Adriaan Pask, Chief Investment Officer at PSG Wealth
As global economies continue to recover, available data suggests that the tide may be turning toward emerging markets (EMs), while developed markets (DMs) slowly fall out of favour. PSG Wealth and the industry have always recognised the value of select assets in the EM space. Now the media has started to report on similar opportunities.
Commodity prices have improved, and we’re starting to see the positive impact of this flowing into government current accounts
Supported by loose monetary policies, reduced supply and increased demand, as well as the reopening of economies, commodity prices have recovered over the past few months. For EMs reliant on exporting raw materials, the rise in commodity prices bode well for public finances.
Despite headwinds, equities and currencies in EMs have gained momentum since the start of 2021
The valuations of global equity markets may face pressure from tapering monetary support as economies continue to recover.
However, EMs, like China, are expected to outperform their DM peers over the next few years. The expectation comes from China’s limited monetary easing during the 2020 financial decline and its proactive normalisation, which have resulted in reasonable equity valuations. China’s Shanghai Composite Index has since recovered from a record low of 2 657 index points recorded on 23 March 2020 to 3 532 points a year later.

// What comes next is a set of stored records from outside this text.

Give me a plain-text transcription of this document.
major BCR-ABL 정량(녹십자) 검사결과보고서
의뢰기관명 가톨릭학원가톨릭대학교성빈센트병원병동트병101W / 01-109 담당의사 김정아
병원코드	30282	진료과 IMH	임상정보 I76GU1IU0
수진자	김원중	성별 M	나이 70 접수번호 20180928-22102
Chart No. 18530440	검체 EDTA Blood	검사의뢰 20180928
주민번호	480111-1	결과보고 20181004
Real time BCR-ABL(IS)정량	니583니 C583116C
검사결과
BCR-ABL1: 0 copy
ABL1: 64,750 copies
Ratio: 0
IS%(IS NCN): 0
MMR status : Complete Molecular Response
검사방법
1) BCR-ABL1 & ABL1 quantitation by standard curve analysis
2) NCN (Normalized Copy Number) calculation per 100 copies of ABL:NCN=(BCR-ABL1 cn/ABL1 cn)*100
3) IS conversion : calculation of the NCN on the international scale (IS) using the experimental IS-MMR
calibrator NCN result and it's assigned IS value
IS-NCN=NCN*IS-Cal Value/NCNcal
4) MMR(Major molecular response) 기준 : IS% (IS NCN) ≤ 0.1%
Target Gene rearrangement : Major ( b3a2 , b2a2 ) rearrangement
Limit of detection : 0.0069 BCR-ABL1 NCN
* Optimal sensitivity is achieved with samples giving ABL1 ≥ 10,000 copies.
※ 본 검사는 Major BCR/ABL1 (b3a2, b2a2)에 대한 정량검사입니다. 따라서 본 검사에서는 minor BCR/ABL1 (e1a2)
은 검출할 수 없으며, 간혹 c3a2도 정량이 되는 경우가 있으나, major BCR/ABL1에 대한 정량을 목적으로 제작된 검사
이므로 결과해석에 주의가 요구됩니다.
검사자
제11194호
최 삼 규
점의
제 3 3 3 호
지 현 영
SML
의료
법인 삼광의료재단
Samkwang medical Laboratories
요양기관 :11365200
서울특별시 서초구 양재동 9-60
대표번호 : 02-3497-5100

Locally, the FTSE/JSE All Share Index (ALSI) surpassed its pre-pandemic record high reached in 2018 in 1Q21, recording its strongest first-quarter performance in over a decade by posting a total return of 13.20%. Poland, Brazil, Taiwan, Argentina, and Greece all outperformed the MSCI EM Index in the first quarter this year, buoyed by higher commodity prices and currency strength.

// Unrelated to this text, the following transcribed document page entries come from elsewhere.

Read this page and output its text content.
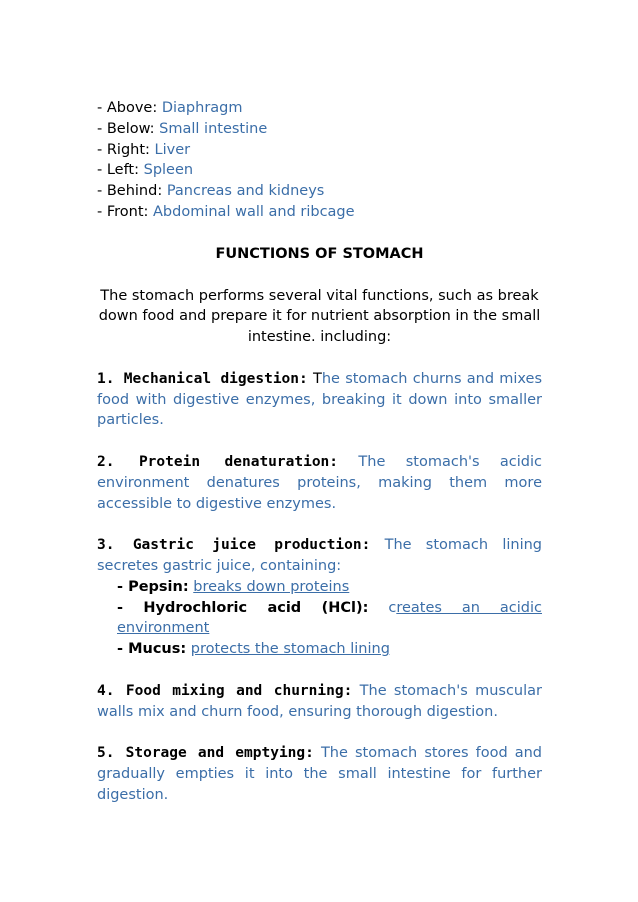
- Above: Diaphragm
- Below: Small intestine
- Right: Liver
- Left: Spleen
- Behind: Pancreas and kidneys
- Front: Abdominal wall and ribcage
FUNCTIONS OF STOMACH
The stomach performs several vital functions, such as break down food and prepare it for nutrient absorption in the small intestine. including:
1. Mechanical digestion: The stomach churns and mixes food with digestive enzymes, breaking it down into smaller particles.
2. Protein denaturation: The stomach's acidic environment denatures proteins, making them more accessible to digestive enzymes.
3. Gastric juice production: The stomach lining secretes gastric juice, containing:
- Pepsin: breaks down proteins
- Hydrochloric acid (HCl): creates an acidic environment
- Mucus: protects the stomach lining
4. Food mixing and churning: The stomach's muscular walls mix and churn food, ensuring thorough digestion.
5. Storage and emptying: The stomach stores food and gradually empties it into the small intestine for further digestion.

Markets are currently bullish about riskier assets which benefits EM currencies
EM currencies have made gains over the past few months given the weakness in the US dollar and its uncertain outlook amid a dovish Federal Reserve (Fed) and accelerating global growth.
The dollar has been through a Goldilocks phase where capital over the last decade has gone into US dollar-denominated assets. Although tech stocks, exchange traded funds (ETF), US Treasuries, US-denominated gold, Bitcoin and special purpose acquisition companies (SPACs) have gathered quite a lot of money recently, which supports the greenback. Our projections show that capital is unlikely to stay in US tech stocks, US Treasuries or any of these spaces forever. Moreover, given that sentiment is improving in EMs and deteriorating in DMs, with more inflation risk in the latter than there is in the former, we could more than likely see sustained EM currency strength. On Thursday 3 June 2021, the local currency traded at R13.54/$, R19.21/£ and R16.51/€. Reuters reported that: “the rand’s recent rally has been mainly on the back of global factors, including higher commodity prices which benefit resource-rich South Africa and expectations [that] US lending rates will stay lower for longer.” The dollar has also weakened against other EM currencies like the Chinese yuan and the Indian rupee.

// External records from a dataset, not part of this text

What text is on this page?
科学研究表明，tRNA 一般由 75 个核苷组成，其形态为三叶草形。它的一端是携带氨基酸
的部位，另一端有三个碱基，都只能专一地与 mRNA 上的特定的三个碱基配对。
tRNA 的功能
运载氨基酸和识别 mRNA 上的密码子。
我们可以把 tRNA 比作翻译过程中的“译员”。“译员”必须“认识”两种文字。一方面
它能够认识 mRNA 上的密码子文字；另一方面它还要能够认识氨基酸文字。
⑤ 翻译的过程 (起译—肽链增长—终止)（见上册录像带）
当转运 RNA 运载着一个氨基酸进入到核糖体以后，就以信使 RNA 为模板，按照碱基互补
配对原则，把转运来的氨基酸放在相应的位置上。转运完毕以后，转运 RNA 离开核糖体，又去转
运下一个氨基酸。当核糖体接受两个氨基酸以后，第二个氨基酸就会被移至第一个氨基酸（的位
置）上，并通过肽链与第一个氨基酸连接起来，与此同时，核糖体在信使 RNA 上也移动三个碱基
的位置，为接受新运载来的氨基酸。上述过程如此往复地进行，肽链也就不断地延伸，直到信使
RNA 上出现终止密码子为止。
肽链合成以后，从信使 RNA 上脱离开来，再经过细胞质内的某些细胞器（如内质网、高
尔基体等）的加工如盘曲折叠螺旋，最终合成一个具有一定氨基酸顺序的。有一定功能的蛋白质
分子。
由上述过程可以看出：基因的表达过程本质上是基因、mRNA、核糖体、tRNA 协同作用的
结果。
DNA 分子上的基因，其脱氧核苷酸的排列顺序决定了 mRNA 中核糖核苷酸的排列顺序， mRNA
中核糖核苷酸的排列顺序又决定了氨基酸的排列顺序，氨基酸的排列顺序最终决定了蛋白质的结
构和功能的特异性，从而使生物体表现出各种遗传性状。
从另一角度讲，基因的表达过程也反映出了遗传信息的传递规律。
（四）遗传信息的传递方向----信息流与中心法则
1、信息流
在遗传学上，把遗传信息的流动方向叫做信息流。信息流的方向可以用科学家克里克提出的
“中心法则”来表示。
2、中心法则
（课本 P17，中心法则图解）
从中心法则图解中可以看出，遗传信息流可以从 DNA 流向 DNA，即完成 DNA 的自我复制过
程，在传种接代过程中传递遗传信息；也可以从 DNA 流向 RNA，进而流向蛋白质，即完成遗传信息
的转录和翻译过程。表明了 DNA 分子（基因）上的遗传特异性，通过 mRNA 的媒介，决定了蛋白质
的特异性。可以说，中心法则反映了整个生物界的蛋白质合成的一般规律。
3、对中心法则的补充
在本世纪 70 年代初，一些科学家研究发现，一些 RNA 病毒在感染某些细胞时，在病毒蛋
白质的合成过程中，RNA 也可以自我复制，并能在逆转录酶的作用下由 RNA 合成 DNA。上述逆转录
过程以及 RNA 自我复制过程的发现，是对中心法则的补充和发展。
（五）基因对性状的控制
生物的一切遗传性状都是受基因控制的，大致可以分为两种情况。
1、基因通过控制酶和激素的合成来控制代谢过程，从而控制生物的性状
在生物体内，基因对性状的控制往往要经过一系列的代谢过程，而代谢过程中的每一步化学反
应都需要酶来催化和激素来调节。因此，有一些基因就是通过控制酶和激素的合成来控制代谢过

Investors are starting to see heightened risks in the DM space with some investments moving from higher valuations in the US to other DM and EM markets
We are currently seeing a lot of re-rating potential as positive sentiment turns from DMs towards EMs in general. Moreover, some of the things that would have concerned investors such as the discussions around Regulation 28 in South Africa for instance, appear to be subsiding with the Financial Sector Conduct Authority (FSCA) announcing that prescribed assets are off the table and should remain that way. This creates a lot more investor certainty. While it is still not smooth sailing in SA, we are in a much better spot than a year ago.
Foreign direct investment (FDI) has since returned to EMs as politics stabilise
FDI inflows to South Africa increased by R16.01 billion in the fourth quarter of 2020 thanks to “non-resident parent entities increasing equity investments and granting loans to domestic subsidiaries” according to a Reuters report. This is compared to total outflows of R12.17 billion in the previous quarter. Moreover, available data shows that foreign investors continue to be the net buyers of local government bonds. Similarly, Chinese bonds have also gained popularity, as shown by JPMorgan’s China Bond Opportunities Fund. It recorded over $120 million in AUM at the end of the first quarter of 2021, only a few months since its inception in 2020.
Developed markets falling out of favour?
The bottom line?
In general our underlying managers are slowly adjusting their asset allocations away from US exposure towards exposure in other DMs and/or EMs. This reflects the increased concern among investors about elevated valuations in the US, while asset classes in EMs, like South Africa, are starting to offer value again.